Dívidas educacionais de milhões de dólares, que crescem como consequência das taxas de juros, são um dos pilares das manifestações no Chile
Com
empréstimos comparáveis aos imobiliários, instituições com preços nas
alturas e um sistema de dívida protegido pelo Estado, a educação no
Chile acabou se tornando um eixo dos mais graves conflitos sociais dos
últimos 30 anos.
“Atualmente não sei quanto devo porque, com os juros, devo mais do
que o valor total original. Fui somando e somando e tive que contratar
um empréstimo para pagar os juros do meu primeiro empréstimo”, conta a
jornalista Paulina Gómez, de 34 anos, à AFP.

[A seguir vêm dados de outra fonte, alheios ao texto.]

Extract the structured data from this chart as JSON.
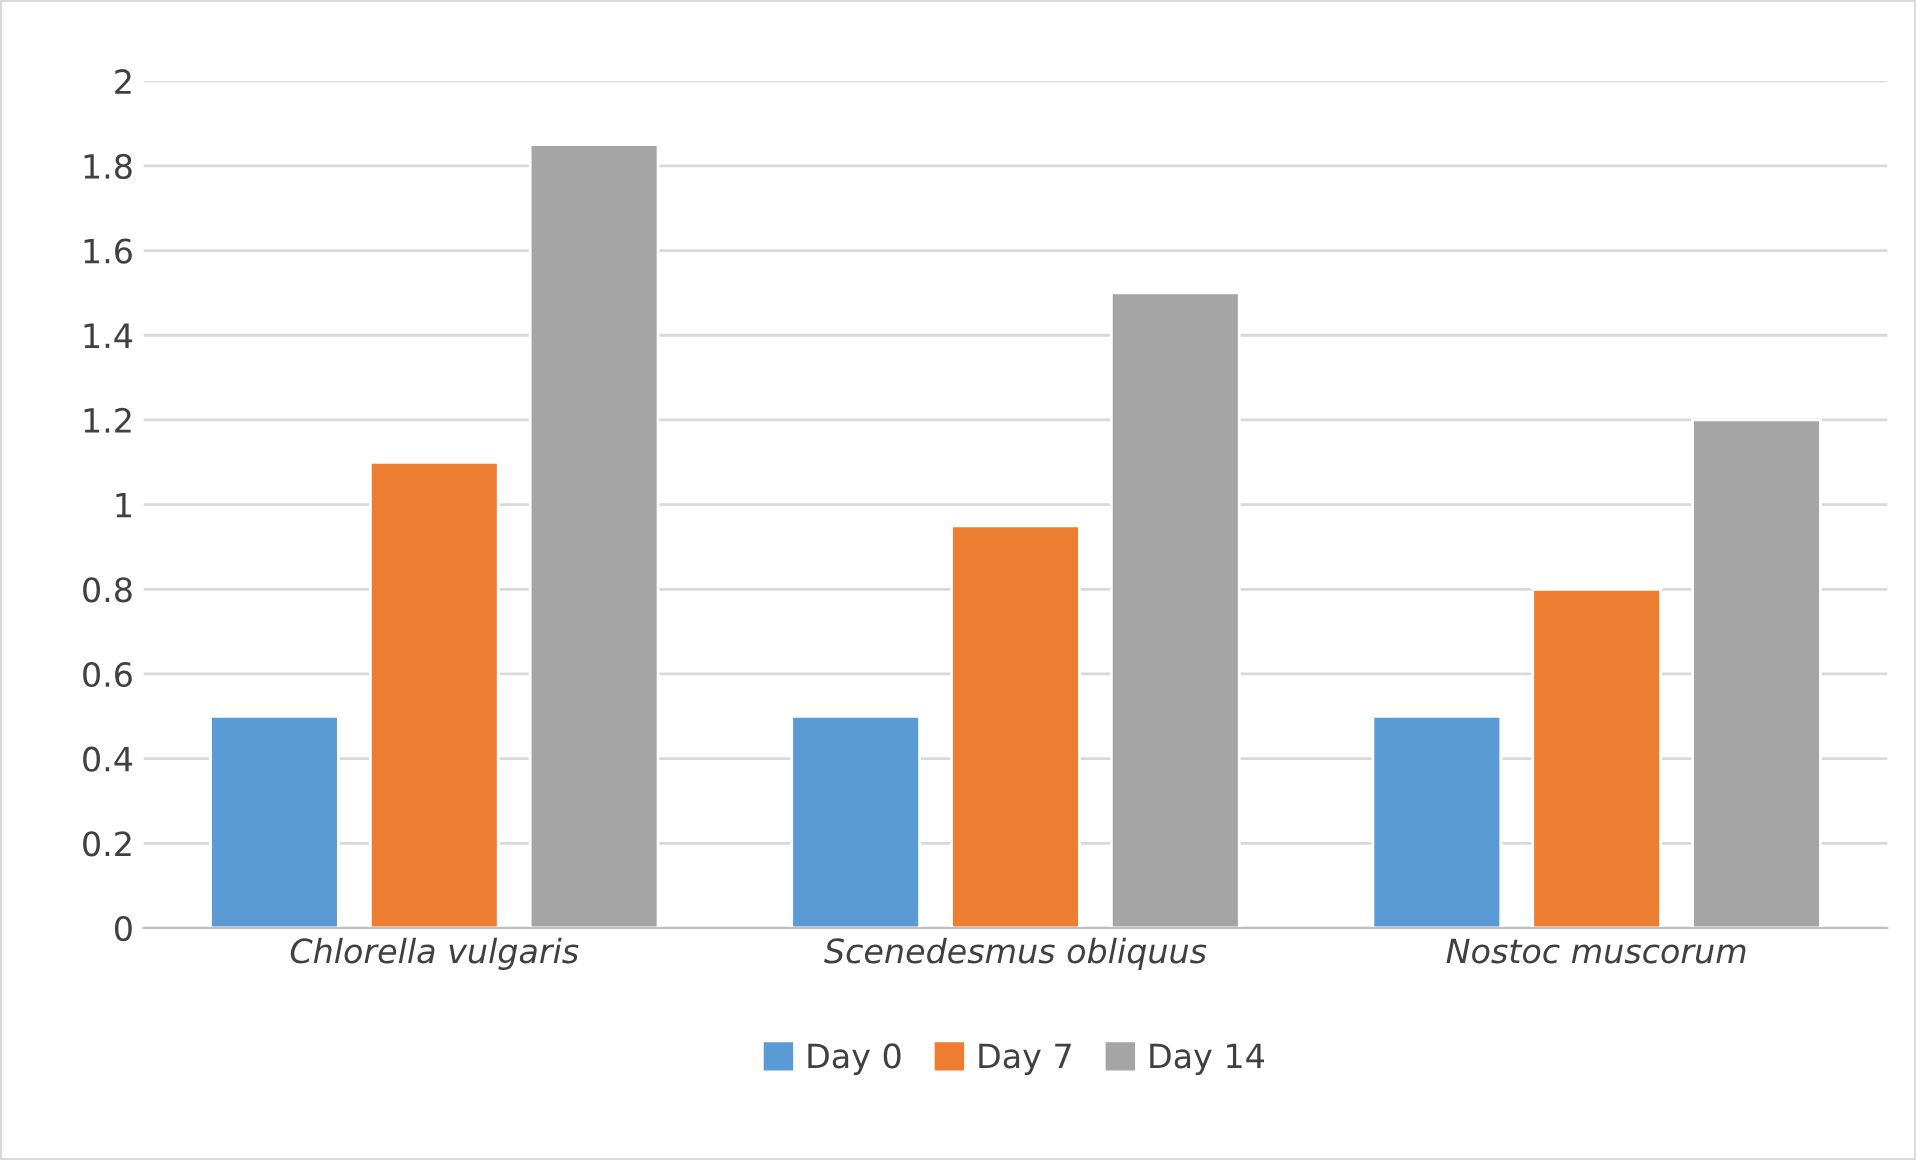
{
  "chart_data": {
    "type": "bar",
    "categories": [
      "Chlorella vulgaris",
      "Scenedesmus obliquus",
      "Nostoc muscorum"
    ],
    "series": [
      {
        "name": "Day 0",
        "color": "#5b9bd5",
        "values": [
          0.5,
          0.5,
          0.5
        ]
      },
      {
        "name": "Day 7",
        "color": "#ed7d31",
        "values": [
          1.1,
          0.95,
          0.8
        ]
      },
      {
        "name": "Day 14",
        "color": "#a5a5a5",
        "values": [
          1.85,
          1.5,
          1.2
        ]
      }
    ],
    "ylim": [
      0,
      2
    ],
    "yticks": [
      0,
      {
        "value": 0.2,
        "label": "0.2"
      },
      {
        "value": 0.4,
        "label": "0.4"
      },
      {
        "value": 0.6,
        "label": "0.6"
      },
      {
        "value": 0.8,
        "label": "0.8"
      },
      1,
      {
        "value": 1.2,
        "label": "1.2"
      },
      {
        "value": 1.4,
        "label": "1.4"
      },
      {
        "value": 1.6,
        "label": "1.6"
      },
      {
        "value": 1.8,
        "label": "1.8"
      },
      2
    ],
    "grid": "y",
    "legend": "bottom"
  }
}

Duas semanas após o início dos protestos no país, durante uma
manifestação cidadã – como tantas que acontecem nos últimos dias em
Santiago – sobre a questão do endividamento estudantil, os depoimentos
se sucedem e mostram o mesmo quadro: relatos de dívidas de milhões de
dólares que crescem como consequência das taxas de juros que sufocam os
jovens.
Aval do Estado
“No final dos anos 90, os recursos do Estado eram insuficientes para
os estudos, o que gerou o endividamento”, explica Gonzalo Muñoz,
especialista em educação e professor da Universidade Diego Portales.

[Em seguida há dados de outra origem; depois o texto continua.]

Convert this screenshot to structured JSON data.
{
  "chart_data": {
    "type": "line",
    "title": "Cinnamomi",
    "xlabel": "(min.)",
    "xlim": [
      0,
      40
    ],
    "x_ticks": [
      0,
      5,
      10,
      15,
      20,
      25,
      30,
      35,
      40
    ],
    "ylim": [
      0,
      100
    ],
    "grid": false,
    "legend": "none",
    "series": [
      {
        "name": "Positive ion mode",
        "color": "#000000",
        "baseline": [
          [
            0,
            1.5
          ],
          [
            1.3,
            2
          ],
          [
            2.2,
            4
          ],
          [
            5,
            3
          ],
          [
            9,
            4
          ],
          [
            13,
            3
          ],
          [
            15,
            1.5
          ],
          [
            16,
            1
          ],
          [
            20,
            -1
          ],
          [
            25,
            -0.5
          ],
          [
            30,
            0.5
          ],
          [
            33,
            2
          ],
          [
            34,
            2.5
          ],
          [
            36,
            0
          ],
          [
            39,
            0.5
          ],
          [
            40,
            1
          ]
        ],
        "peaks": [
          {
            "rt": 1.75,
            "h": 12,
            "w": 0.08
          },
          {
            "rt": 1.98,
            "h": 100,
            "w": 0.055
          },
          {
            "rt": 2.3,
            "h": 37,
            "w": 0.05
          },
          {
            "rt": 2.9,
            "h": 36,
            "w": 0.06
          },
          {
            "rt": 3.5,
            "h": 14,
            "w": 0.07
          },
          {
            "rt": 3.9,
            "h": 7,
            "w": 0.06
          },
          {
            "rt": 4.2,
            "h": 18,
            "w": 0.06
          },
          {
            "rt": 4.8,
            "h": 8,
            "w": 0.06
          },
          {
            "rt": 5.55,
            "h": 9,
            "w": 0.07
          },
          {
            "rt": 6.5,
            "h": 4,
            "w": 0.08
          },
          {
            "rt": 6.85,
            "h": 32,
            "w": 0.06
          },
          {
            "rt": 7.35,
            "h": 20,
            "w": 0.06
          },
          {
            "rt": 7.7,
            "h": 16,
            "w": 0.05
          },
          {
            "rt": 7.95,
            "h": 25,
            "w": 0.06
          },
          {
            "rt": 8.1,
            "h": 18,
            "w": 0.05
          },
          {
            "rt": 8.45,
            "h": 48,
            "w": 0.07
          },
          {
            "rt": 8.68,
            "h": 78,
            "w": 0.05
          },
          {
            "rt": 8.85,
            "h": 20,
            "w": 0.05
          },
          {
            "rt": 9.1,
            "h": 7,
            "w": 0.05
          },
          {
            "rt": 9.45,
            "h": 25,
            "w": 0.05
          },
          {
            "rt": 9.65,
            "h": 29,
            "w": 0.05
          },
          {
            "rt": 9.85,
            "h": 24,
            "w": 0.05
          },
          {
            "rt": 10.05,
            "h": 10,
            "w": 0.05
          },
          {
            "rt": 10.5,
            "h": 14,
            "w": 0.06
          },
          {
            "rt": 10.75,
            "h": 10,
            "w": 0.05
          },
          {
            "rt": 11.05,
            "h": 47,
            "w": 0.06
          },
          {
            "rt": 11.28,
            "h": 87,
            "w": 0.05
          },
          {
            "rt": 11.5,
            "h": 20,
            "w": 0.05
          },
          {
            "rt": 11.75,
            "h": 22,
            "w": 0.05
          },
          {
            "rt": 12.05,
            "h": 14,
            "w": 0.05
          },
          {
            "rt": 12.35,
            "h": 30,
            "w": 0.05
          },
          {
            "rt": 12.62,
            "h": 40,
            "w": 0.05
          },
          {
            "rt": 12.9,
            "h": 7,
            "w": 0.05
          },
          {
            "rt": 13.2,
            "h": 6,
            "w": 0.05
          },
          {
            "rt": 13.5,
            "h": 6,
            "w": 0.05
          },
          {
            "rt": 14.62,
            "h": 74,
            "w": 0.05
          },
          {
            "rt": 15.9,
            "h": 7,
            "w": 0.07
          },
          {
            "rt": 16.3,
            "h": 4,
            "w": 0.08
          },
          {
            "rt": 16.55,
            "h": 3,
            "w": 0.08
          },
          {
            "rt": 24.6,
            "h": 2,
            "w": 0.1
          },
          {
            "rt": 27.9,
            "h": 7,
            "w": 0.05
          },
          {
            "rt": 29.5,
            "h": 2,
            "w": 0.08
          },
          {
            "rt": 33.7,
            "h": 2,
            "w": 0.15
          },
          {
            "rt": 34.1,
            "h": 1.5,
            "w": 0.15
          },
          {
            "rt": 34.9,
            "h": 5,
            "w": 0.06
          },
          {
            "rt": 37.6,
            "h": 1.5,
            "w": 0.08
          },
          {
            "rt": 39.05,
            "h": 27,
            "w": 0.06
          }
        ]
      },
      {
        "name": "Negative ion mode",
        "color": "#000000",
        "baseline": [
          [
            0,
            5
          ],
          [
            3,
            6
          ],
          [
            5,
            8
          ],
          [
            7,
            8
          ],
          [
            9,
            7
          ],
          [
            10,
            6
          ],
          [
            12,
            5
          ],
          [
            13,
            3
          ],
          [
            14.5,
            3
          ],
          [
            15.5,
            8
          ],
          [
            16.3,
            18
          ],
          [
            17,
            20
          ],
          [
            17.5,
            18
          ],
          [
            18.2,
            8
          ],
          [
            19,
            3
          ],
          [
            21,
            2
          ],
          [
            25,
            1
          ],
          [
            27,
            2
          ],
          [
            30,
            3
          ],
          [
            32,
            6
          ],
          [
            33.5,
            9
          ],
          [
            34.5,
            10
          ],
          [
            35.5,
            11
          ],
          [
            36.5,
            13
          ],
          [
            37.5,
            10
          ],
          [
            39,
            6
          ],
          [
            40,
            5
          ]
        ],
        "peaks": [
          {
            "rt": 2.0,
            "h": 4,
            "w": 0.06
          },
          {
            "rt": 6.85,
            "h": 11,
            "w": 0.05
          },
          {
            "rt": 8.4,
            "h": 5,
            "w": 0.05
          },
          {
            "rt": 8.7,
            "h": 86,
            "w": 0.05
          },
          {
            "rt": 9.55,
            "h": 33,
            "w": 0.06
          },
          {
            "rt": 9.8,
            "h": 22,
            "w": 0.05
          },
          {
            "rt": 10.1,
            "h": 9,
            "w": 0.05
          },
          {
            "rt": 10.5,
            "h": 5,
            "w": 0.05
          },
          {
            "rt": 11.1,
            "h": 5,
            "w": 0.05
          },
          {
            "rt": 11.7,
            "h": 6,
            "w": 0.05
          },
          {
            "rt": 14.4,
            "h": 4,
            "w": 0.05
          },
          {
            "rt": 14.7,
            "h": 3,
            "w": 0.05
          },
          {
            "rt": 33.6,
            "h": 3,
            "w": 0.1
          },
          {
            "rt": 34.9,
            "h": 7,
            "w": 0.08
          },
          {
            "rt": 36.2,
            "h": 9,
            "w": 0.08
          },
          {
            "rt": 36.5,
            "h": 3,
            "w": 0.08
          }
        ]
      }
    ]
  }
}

Foi nessa época que nasceu o CAE (Crédito com Garantia do Estado), um
dispositivo financeiro que se encaixa perfeitamente no modelo
neoliberal instalado no Chile e que é o centro da revolta dos
manifestantes.
Guillermo Jobia, um advogado de 24 anos recentemente formado, disse à
AFP que pagou para estudar o equivalente a um imóvel, sendo
estagiário. “Estou com dívidas de até 20 milhões de pesos (cerca de 27
mil dólares) e acho que não vou terminar de pagar”, declara.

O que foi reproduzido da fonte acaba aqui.